I was in prison for four months for a crime that I didn’t commit. That may
not sound like very long, but it was more than enough to ruin my life. I
could have stayed for one night, and it still would have been devastating.
I’m not talking about being a person of interest, or even being arrested. I
could have talked that off as a misunderstanding. No, a conviction, and one
that was so highly publicized; that was something that I never came back
from, even when they found the true culprit, and let me go. Because that was
all they did; let me go, and let me fend for myself. I was out of the
country when the murder happened. Yes, I knew her, and yes, we had had sex
recently, but there is no way I could have done it. It took three months for
the authorities to receive the proof! Countries don’t talk to other
countries very nicely, especially not back then, or this all would have been
resolved in a matter of hours. My alibi was caught on camera, it was
completely ridiculous. Even after they received said footage, the police
basically said to me, well, if you didn’t do it, then who did? as if it was
my responsibility to do their job for them. It wasn’t until they reopened
the investigation, and did finally locate him that they set me free. That is
not how it works. You don’t keep someone locked up in case you never find
the killer just because somebody has to go down for this. I worked really
hard to keep my cool, and not become angry about it, because I didn’t want
anything to stand in the way of my exit from that wretched place. I did well
in the beginning. I remember being so happy as that gate opened, knowing
that it meant freedom. I harbored no resentment—not yet. I didn’t know at
the time how bad things were about to get...how much worse life would be on
the outside, not just in some ways, but all ways.

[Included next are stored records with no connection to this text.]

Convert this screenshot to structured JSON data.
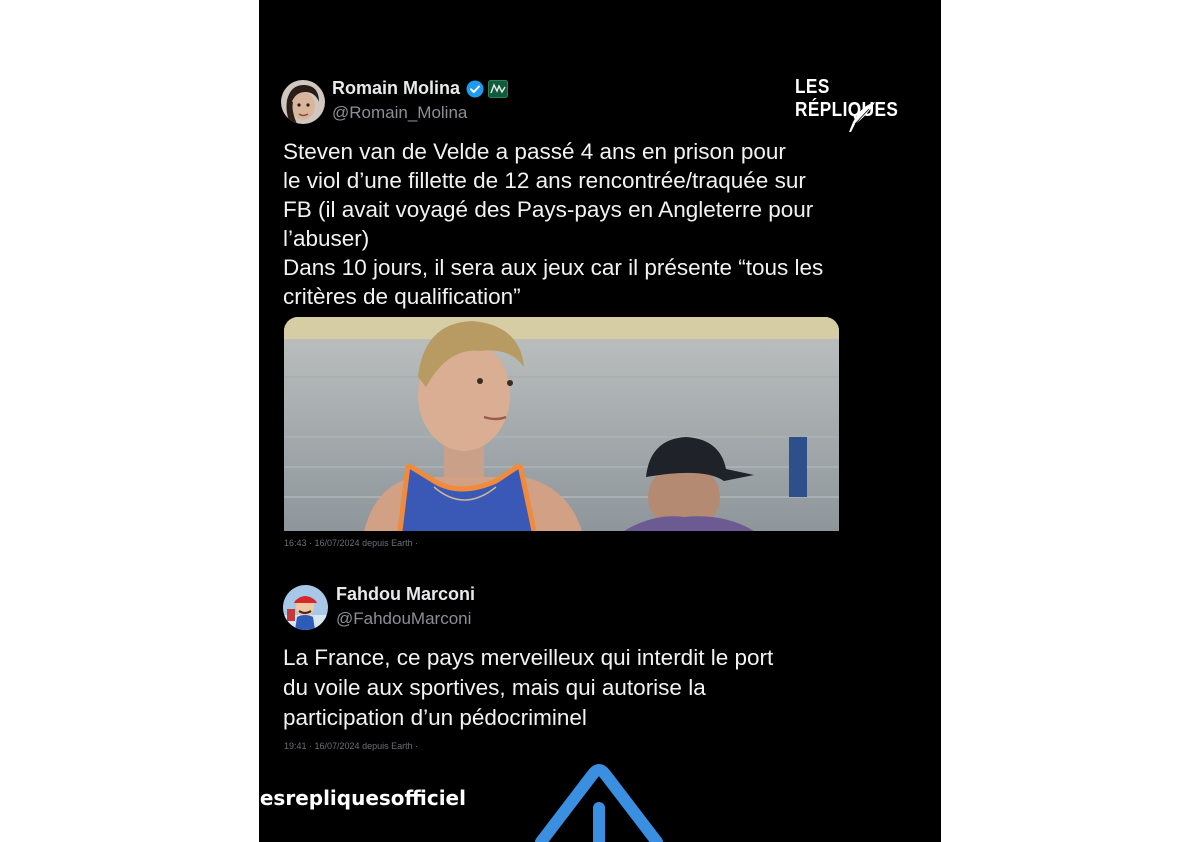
{
  "tweet1": {
    "name": "Romain Molina",
    "handle": "@Romain_Molina",
    "text_lines": [
      "Steven van de Velde a passé 4 ans en prison pour",
      "le viol d’une fillette de 12 ans rencontrée/traquée sur",
      "FB (il avait voyagé des Pays-pays en Angleterre pour",
      "l’abuser)",
      "Dans 10 jours, il sera aux jeux car il présente “tous les",
      "critères de qualification”"
    ],
    "meta": "16:43 · 16/07/2024 depuis Earth ·"
  },
  "tweet2": {
    "name": "Fahdou Marconi",
    "handle": "@FahdouMarconi",
    "text_lines": [
      "La France, ce pays merveilleux qui interdit le port",
      "du voile aux sportives, mais qui autorise la",
      "participation d’un pédocriminel"
    ],
    "meta": "19:41 · 16/07/2024 depuis Earth ·"
  },
  "brand": {
    "logo_text": "LES RÉPLIQUES"
  },
  "watermark": {
    "text": "lesrepliquesofficiel"
  },
  "icons": {
    "verified": "verified-badge-icon",
    "affiliate": "affiliate-badge-icon",
    "quill": "quill-icon",
    "arrow": "swipe-up-arrow-icon"
  },
  "colors": {
    "background": "#000000",
    "verified": "#1d9bf0",
    "text": "#f2f2f2",
    "muted": "#8b8f94",
    "arrow": "#3b8fe0"
  }
}
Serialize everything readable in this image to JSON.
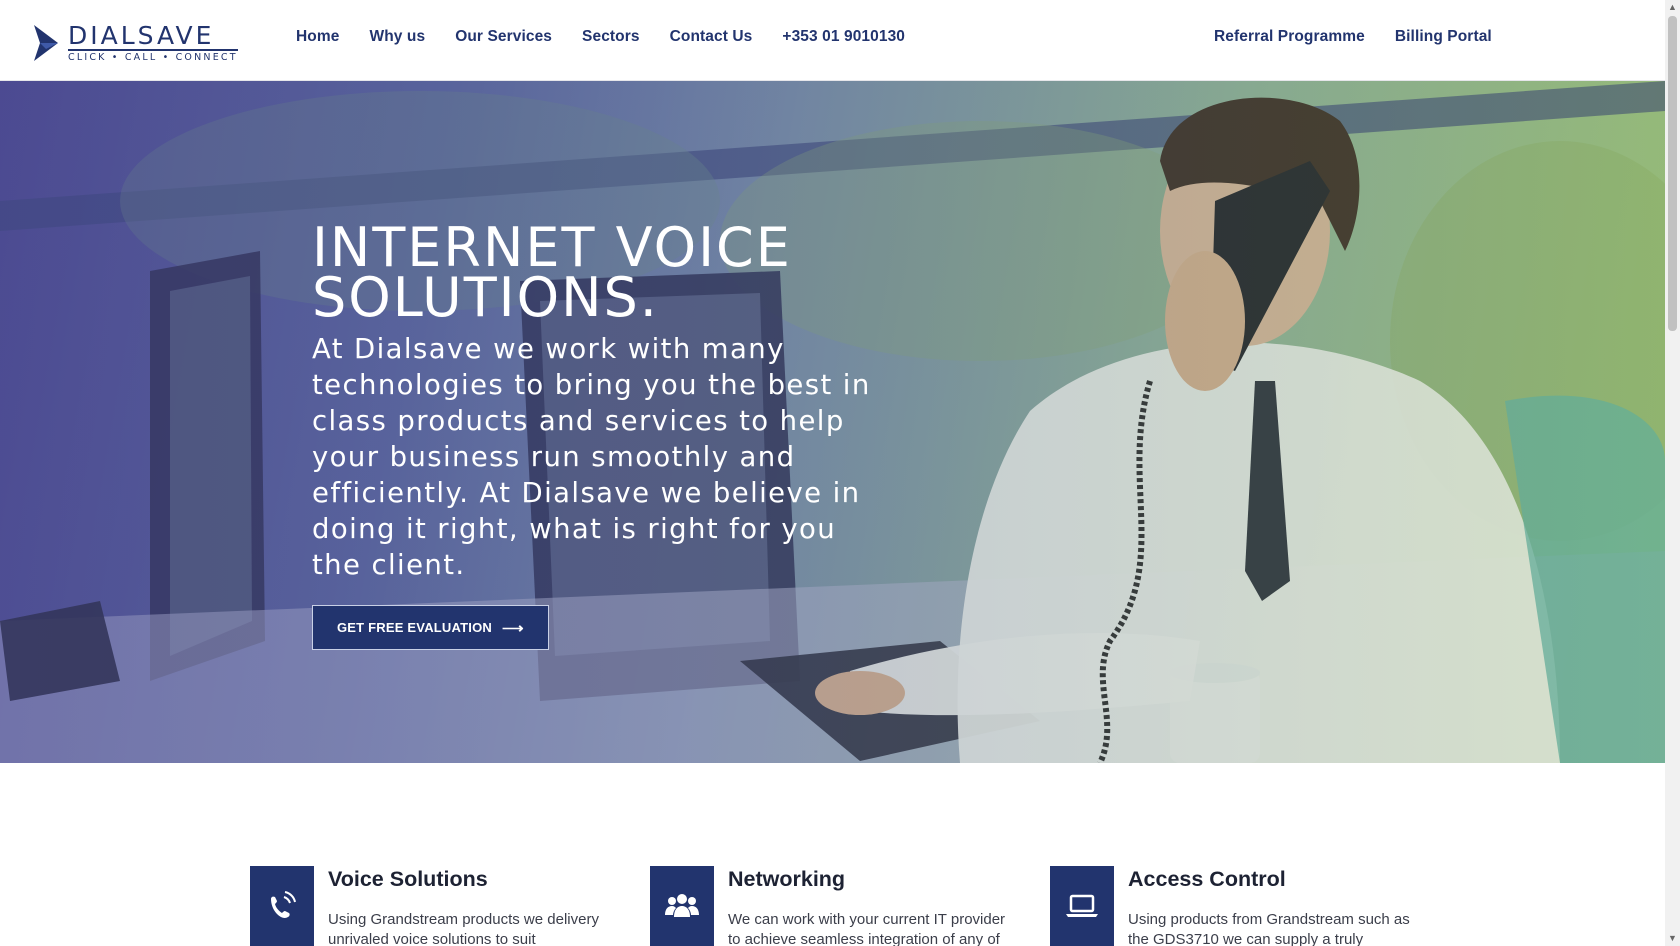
{
  "brand": {
    "name": "DIALSAVE",
    "tagline": "CLICK • CALL • CONNECT",
    "color": "#22346e"
  },
  "nav": {
    "items": [
      "Home",
      "Why us",
      "Our Services",
      "Sectors",
      "Contact Us",
      "+353 01 9010130"
    ],
    "right_items": [
      "Referral Programme",
      "Billing Portal"
    ]
  },
  "hero": {
    "title_line1": "INTERNET VOICE",
    "title_line2": "SOLUTIONS.",
    "text": "At Dialsave we work with many technologies to bring you the best in class products and services to help your business run smoothly and efficiently. At Dialsave we believe in doing it right, what is right for you the client.",
    "button_label": "GET FREE EVALUATION",
    "button_icon": "arrow-right-icon"
  },
  "features": [
    {
      "title": "Voice Solutions",
      "icon": "phone-icon",
      "text": "Using Grandstream products we delivery unrivaled voice solutions to suit"
    },
    {
      "title": "Networking",
      "icon": "users-icon",
      "text": "We can work with your current IT provider to achieve seamless integration of any of"
    },
    {
      "title": "Access Control",
      "icon": "laptop-icon",
      "text": "Using products from Grandstream such as the GDS3710 we can supply a truly"
    }
  ]
}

I would come to find out that I was never exonerated. They literally just
escorted me out of prison, and shut it behind me. According to law, I still
belonged in there. None of the proper paperwork was filled out; nothing was
done officially or correctly. There was a news story about it, with a clear
picture of me walking away from the prison, but that was pretty much the
only proof I had. The journalist who took that photo actually gave me a ride
back to the city, because I didn’t have any other means of transport. My
family had all disowned me, and decided to not exonerate me either. It was
impossible to convince them that I didn’t get off on some kind of clerical
error. I didn’t do it! Well, having sex out of wedlock was enough for them,
so they weren’t hearing any of it. Getting a job wasn’t any easier. A
background check showed that I was locked up, but didn’t show that I was
released. I eventually realized that I needed to keep a copy of that news
article on my person at all times. This would give me a few opportunities,
but then a coworker would learn who I was, and that would make them
uncomfortable. Maybe I didn’t commit the murder, but I was in prison, so I
probably did a lot of crimes in there. I didn’t, the other convicts actually
weren’t that bad, but no one believed me. There wasn’t an accurate paper
trail. I’m surprised I wasn’t rearrested at some point. I guess the warrant
was the one thing they did manage to get rid of. Prison was a terrible
place, but at least they had to give me a cot. Now I had nothing. I was
forced to live on the streets, which is where I die here today. I’m young in
terms of years, having aged quickly due to malnutrition, and lack of medical
care. I think I’m dying of exposure, specifically, but there’s nothing
I can do about it. I die as I lived, trapped in a world of injustice.